Por: Fidel Lorenzo
En la República Dominicana, la discusión sobre la reforma educativa no puede seguir
girando en torno a ocurrencias, recetas importadas o decisiones unilaterales. La educación
es demasiado importante para dejarla en manos de visiones individuales, por bien
intencionadas que sean. Una verdadera transformación educativa exige legitimidad, y esa
legitimidad solo se construye a través del consenso.
La ley que establece la Estrategia Nacional de Desarrollo es clara: las grandes reformas
deben ser el resultado de pactos amplios. No se trata de un formalismo, sino de una
necesidad democrática y funcional. El sistema educativo impacta a toda la sociedad, por lo que su rediseño debe involucrar al sector laboral, al empresariado, a las organizaciones
sociales, a las iglesias, a los partidos políticos y, por supuesto, a los expertos. Excluir a
estos actores o reducir su participación a lo simbólico es condenar cualquier reforma al
rechazo o, peor aún, a la irrelevancia.
Resulta aún más preocupante que, existiendo un pacto educativo, este no haya sido
implementado en su totalidad. ¿De qué sirve construir acuerdos nacionales si luego se
archivan o se aplican de manera selectiva? La falta de continuidad y de compromiso con lo
pactado erosiona la confianza ciudadana y debilita la institucionalidad.
En este contexto, es necesario hacer un llamado a la prudencia. El Ministerio de Educación
debe poder avanzar con las iniciativas que actualmente está implementando, pero con un
enfoque claro en resultados medibles. No se trata de anunciar más programas, sino de
demostrar avances concretos: mejoras en los aprendizajes, fortalecimiento de la
formación docente y uso eficiente de los recursos.
Al mismo tiempo, el Ministerio de Educación Superior, Ciencia y Tecnología tiene una
deuda pendiente que no admite más dilaciones. El país necesita una apuesta decidida por
la investigación, la innovación y el desarrollo tecnológico.
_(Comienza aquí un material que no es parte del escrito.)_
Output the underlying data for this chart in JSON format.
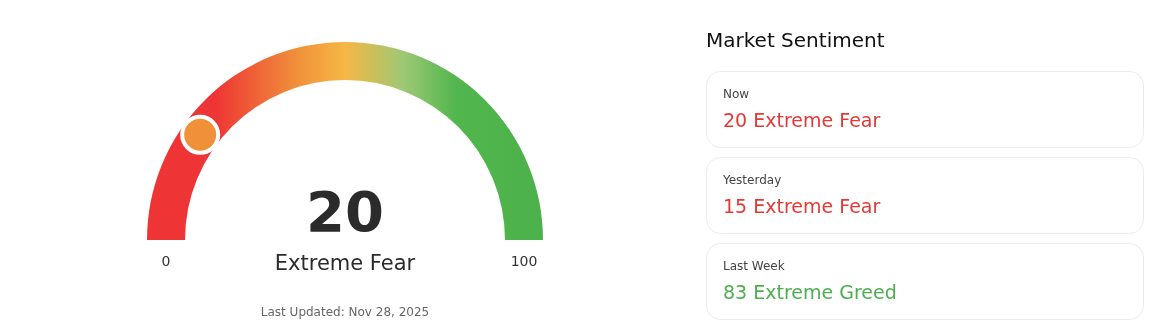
{
  "chart_data": [
    {
      "type": "other",
      "categories": [
        "Extreme Fear"
      ],
      "values": [
        20
      ],
      "color": "#f0913a",
      "data_labels": true,
      "annotations": [
        "0",
        "100",
        "Last Updated: Nov 28, 2025"
      ]
    },
    {
      "type": "other",
      "title": "Market Sentiment",
      "categories": [
        "Now",
        "Yesterday",
        "Last Week"
      ],
      "values": [
        20,
        15,
        83
      ],
      "value_labels": [
        "20 Extreme Fear",
        "15 Extreme Fear",
        "83 Extreme Greed"
      ],
      "colors": [
        "#e53935",
        "#e53935",
        "#4caf50"
      ]
    }
  ]
}
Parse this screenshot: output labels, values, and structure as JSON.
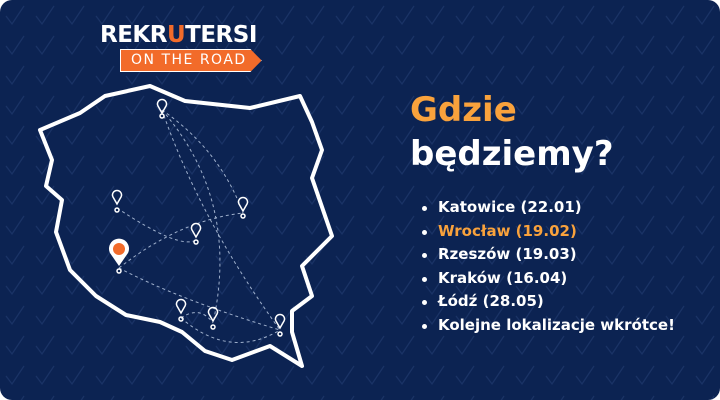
{
  "logo": {
    "text_before": "REKR",
    "text_highlight": "U",
    "text_after": "TERSI",
    "badge": "ON THE ROAD"
  },
  "heading": {
    "line1": "Gdzie",
    "line2": "będziemy?"
  },
  "locations": [
    {
      "label": "Katowice (22.01)",
      "highlighted": false
    },
    {
      "label": "Wrocław (19.02)",
      "highlighted": true
    },
    {
      "label": "Rzeszów (19.03)",
      "highlighted": false
    },
    {
      "label": "Kraków (16.04)",
      "highlighted": false
    },
    {
      "label": "Łódź (28.05)",
      "highlighted": false
    },
    {
      "label": "Kolejne lokalizacje wkrótce!",
      "highlighted": false
    }
  ],
  "colors": {
    "background": "#0c2352",
    "accent": "#f9a23c",
    "brand": "#f26b2a",
    "text": "#ffffff"
  },
  "icons": [
    "map-pin-icon",
    "poland-map-outline",
    "checkmark-pattern"
  ]
}
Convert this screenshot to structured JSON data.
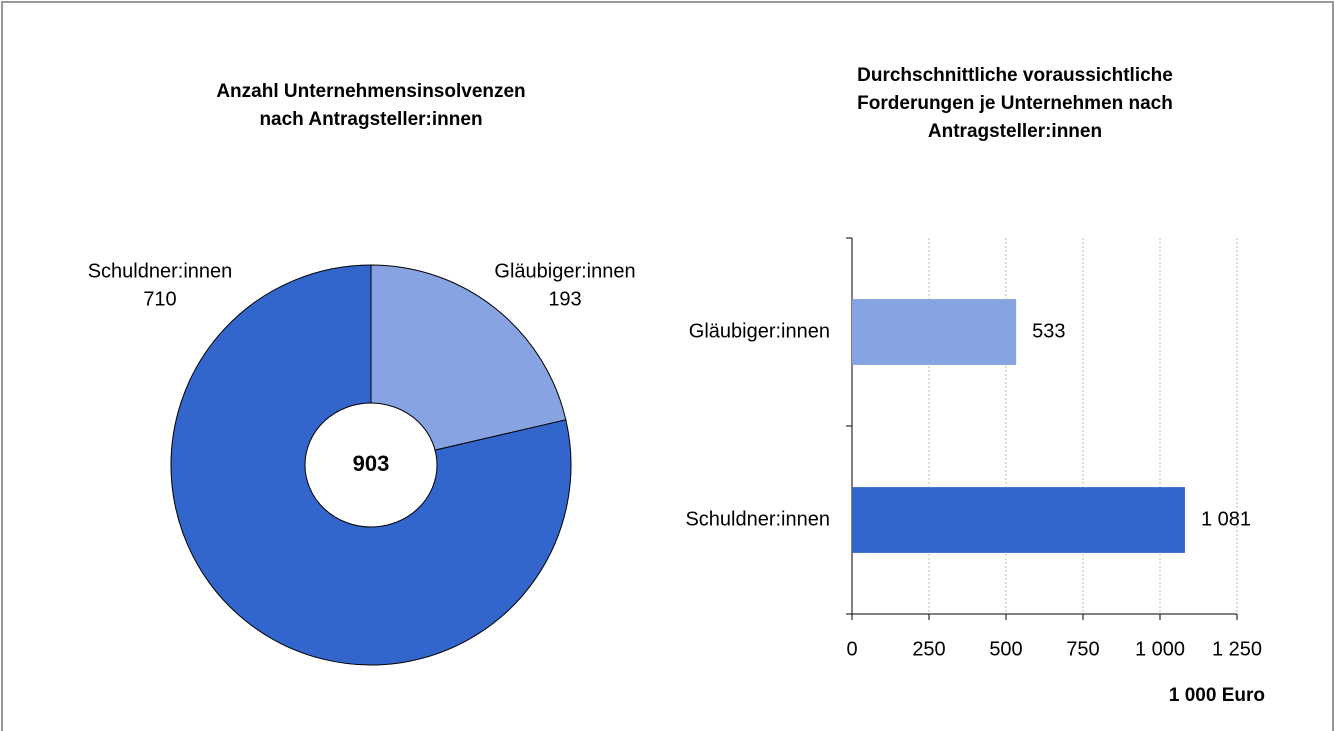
{
  "chart_data": [
    {
      "type": "pie",
      "title": [
        "Anzahl Unternehmensinsolvenzen",
        "nach Antragsteller:innen"
      ],
      "categories": [
        "Gläubiger:innen",
        "Schuldner:innen"
      ],
      "values": [
        193,
        710
      ],
      "colors": [
        "#87a3e1",
        "#3366cc"
      ],
      "total": 903
    },
    {
      "type": "hbar",
      "title": [
        "Durchschnittliche voraussichtliche",
        "Forderungen je Unternehmen nach",
        "Antragsteller:innen"
      ],
      "categories": [
        "Gläubiger:innen",
        "Schuldner:innen"
      ],
      "values": [
        533,
        1081
      ],
      "value_labels": [
        "533",
        "1 081"
      ],
      "colors": [
        "#87a3e1",
        "#3366cc"
      ],
      "xlim": [
        0,
        1250
      ],
      "xticks": [
        0,
        250,
        500,
        750,
        {
          "value": 1000,
          "label": "1 000"
        },
        {
          "value": 1250,
          "label": "1 250"
        }
      ],
      "xlabel": "1 000 Euro",
      "grid": true
    }
  ]
}
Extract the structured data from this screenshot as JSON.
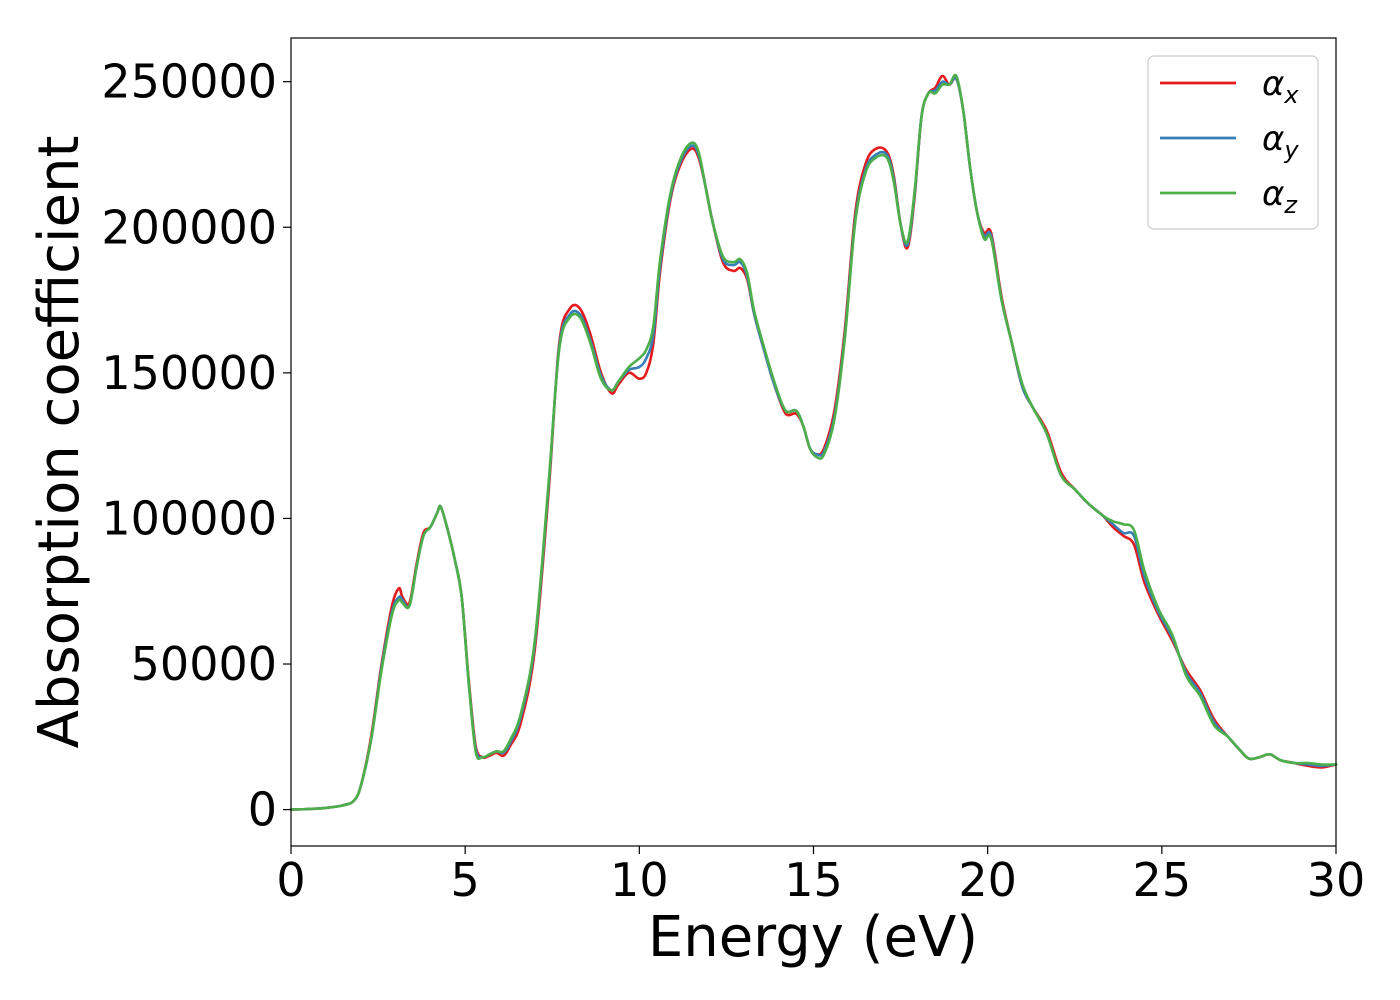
{
  "chart_data": {
    "type": "line",
    "xlabel": "Energy (eV)",
    "ylabel": "Absorption coefficient",
    "xlim": [
      0,
      30
    ],
    "ylim": [
      -12500,
      265000
    ],
    "xticks": [
      0,
      5,
      10,
      15,
      20,
      25,
      30
    ],
    "yticks": [
      0,
      50000,
      100000,
      150000,
      200000,
      250000
    ],
    "grid": false,
    "legend_position": "top-right",
    "x": [
      0,
      0.5,
      1.0,
      1.5,
      1.8,
      2.0,
      2.3,
      2.6,
      2.9,
      3.1,
      3.2,
      3.4,
      3.6,
      3.8,
      4.0,
      4.2,
      4.3,
      4.5,
      4.7,
      4.9,
      5.1,
      5.3,
      5.5,
      5.7,
      5.9,
      6.1,
      6.3,
      6.6,
      7.0,
      7.4,
      7.7,
      8.0,
      8.3,
      8.6,
      8.9,
      9.2,
      9.4,
      9.7,
      10.0,
      10.2,
      10.4,
      10.6,
      10.9,
      11.2,
      11.5,
      11.7,
      11.9,
      12.1,
      12.4,
      12.7,
      12.9,
      13.1,
      13.3,
      13.6,
      13.9,
      14.2,
      14.5,
      14.7,
      14.9,
      15.1,
      15.3,
      15.6,
      15.9,
      16.2,
      16.5,
      16.8,
      17.1,
      17.3,
      17.5,
      17.7,
      17.9,
      18.1,
      18.3,
      18.5,
      18.7,
      18.9,
      19.1,
      19.3,
      19.5,
      19.7,
      19.9,
      20.1,
      20.4,
      20.7,
      21.0,
      21.3,
      21.7,
      22.1,
      22.5,
      22.9,
      23.3,
      23.6,
      23.9,
      24.2,
      24.5,
      24.9,
      25.3,
      25.7,
      26.1,
      26.5,
      26.9,
      27.2,
      27.5,
      27.8,
      28.1,
      28.4,
      28.8,
      29.2,
      29.6,
      30.0
    ],
    "series": [
      {
        "name": "α",
        "subscript": "x",
        "color": "#e41a1c",
        "values": [
          0,
          200,
          600,
          1500,
          3000,
          8000,
          25000,
          50000,
          70000,
          76000,
          73000,
          71000,
          84000,
          95000,
          97000,
          102000,
          104000,
          96000,
          86000,
          73000,
          45000,
          22000,
          18000,
          18500,
          19500,
          18500,
          22000,
          30000,
          55000,
          110000,
          160000,
          172000,
          172000,
          163000,
          150000,
          143000,
          146000,
          150000,
          148000,
          150000,
          160000,
          185000,
          210000,
          222000,
          227000,
          224000,
          214000,
          202000,
          188000,
          185000,
          186000,
          182000,
          170000,
          157000,
          145000,
          136000,
          136000,
          132000,
          124000,
          122000,
          124000,
          137000,
          165000,
          205000,
          222000,
          227000,
          226000,
          218000,
          201000,
          193000,
          210000,
          238000,
          246000,
          248000,
          252000,
          249000,
          251000,
          240000,
          220000,
          205000,
          198000,
          198000,
          176000,
          160000,
          145000,
          138000,
          130000,
          116000,
          110000,
          105000,
          101000,
          97000,
          94000,
          91000,
          78000,
          67000,
          58000,
          48000,
          41000,
          31000,
          25000,
          21000,
          17500,
          18000,
          19000,
          17000,
          16000,
          15000,
          14500,
          15500
        ]
      },
      {
        "name": "α",
        "subscript": "y",
        "color": "#377eb8",
        "values": [
          0,
          200,
          600,
          1500,
          3000,
          8000,
          24000,
          49000,
          68000,
          73000,
          72000,
          70000,
          83000,
          94000,
          97000,
          102000,
          104000,
          96000,
          86000,
          73000,
          44000,
          21000,
          18000,
          19000,
          20000,
          19500,
          23000,
          32000,
          57000,
          112000,
          159000,
          170000,
          170000,
          161000,
          149000,
          144000,
          147000,
          151000,
          152000,
          155000,
          163000,
          187000,
          211000,
          223000,
          228000,
          225000,
          214000,
          202000,
          189000,
          187000,
          188000,
          183000,
          170000,
          157000,
          145000,
          137000,
          137000,
          132000,
          124000,
          122000,
          123000,
          135000,
          163000,
          203000,
          220000,
          225000,
          225000,
          217000,
          201000,
          194000,
          211000,
          238000,
          246000,
          247000,
          250000,
          249000,
          251000,
          240000,
          220000,
          205000,
          197000,
          197000,
          175000,
          160000,
          145000,
          138000,
          129000,
          115000,
          110000,
          105000,
          101000,
          98000,
          95000,
          94000,
          80000,
          68000,
          59000,
          47000,
          40000,
          30000,
          25000,
          21000,
          17500,
          18000,
          19000,
          17000,
          16000,
          15500,
          15000,
          15500
        ]
      },
      {
        "name": "α",
        "subscript": "z",
        "color": "#4daf4a",
        "values": [
          0,
          200,
          600,
          1500,
          3000,
          8000,
          24000,
          48000,
          67000,
          72000,
          71000,
          70000,
          83000,
          94000,
          97000,
          102000,
          104000,
          96000,
          86000,
          73000,
          44000,
          20000,
          18000,
          19000,
          20000,
          20000,
          24000,
          33000,
          58000,
          113000,
          158000,
          169000,
          169000,
          160000,
          148000,
          144000,
          147000,
          152000,
          155000,
          158000,
          166000,
          189000,
          212000,
          224000,
          229000,
          226000,
          214000,
          202000,
          190000,
          188000,
          189000,
          184000,
          171000,
          158000,
          146000,
          137000,
          137000,
          132000,
          124000,
          121000,
          122000,
          134000,
          162000,
          202000,
          219000,
          224000,
          224000,
          216000,
          201000,
          195000,
          212000,
          238000,
          246000,
          246000,
          249000,
          249000,
          252000,
          240000,
          220000,
          205000,
          196000,
          196000,
          175000,
          160000,
          146000,
          138000,
          129000,
          115000,
          110000,
          105000,
          101000,
          99000,
          98000,
          96000,
          82000,
          69000,
          60000,
          46000,
          39000,
          29000,
          25000,
          21000,
          17500,
          18000,
          19000,
          17000,
          16000,
          16000,
          15500,
          15500
        ]
      }
    ]
  }
}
Sin estos pilares, cualquier
reforma educativa quedará incompleta y desconectada de las demandas del siglo XXI.
La ciudadanía está cansada de discursos y de protagonismos vacíos. Lo que se espera son
respuestas tangibles, coherencia en la gestión y cumplimiento de los compromisos
asumidos. La educación dominicana no necesita más improvisación; necesita dirección,
seriedad y resultados.
Porque al final, una reforma educativa no se mide por la cantidad de anuncios, sino por su
impacto real en la vida de los estudiantes y en el futuro del país.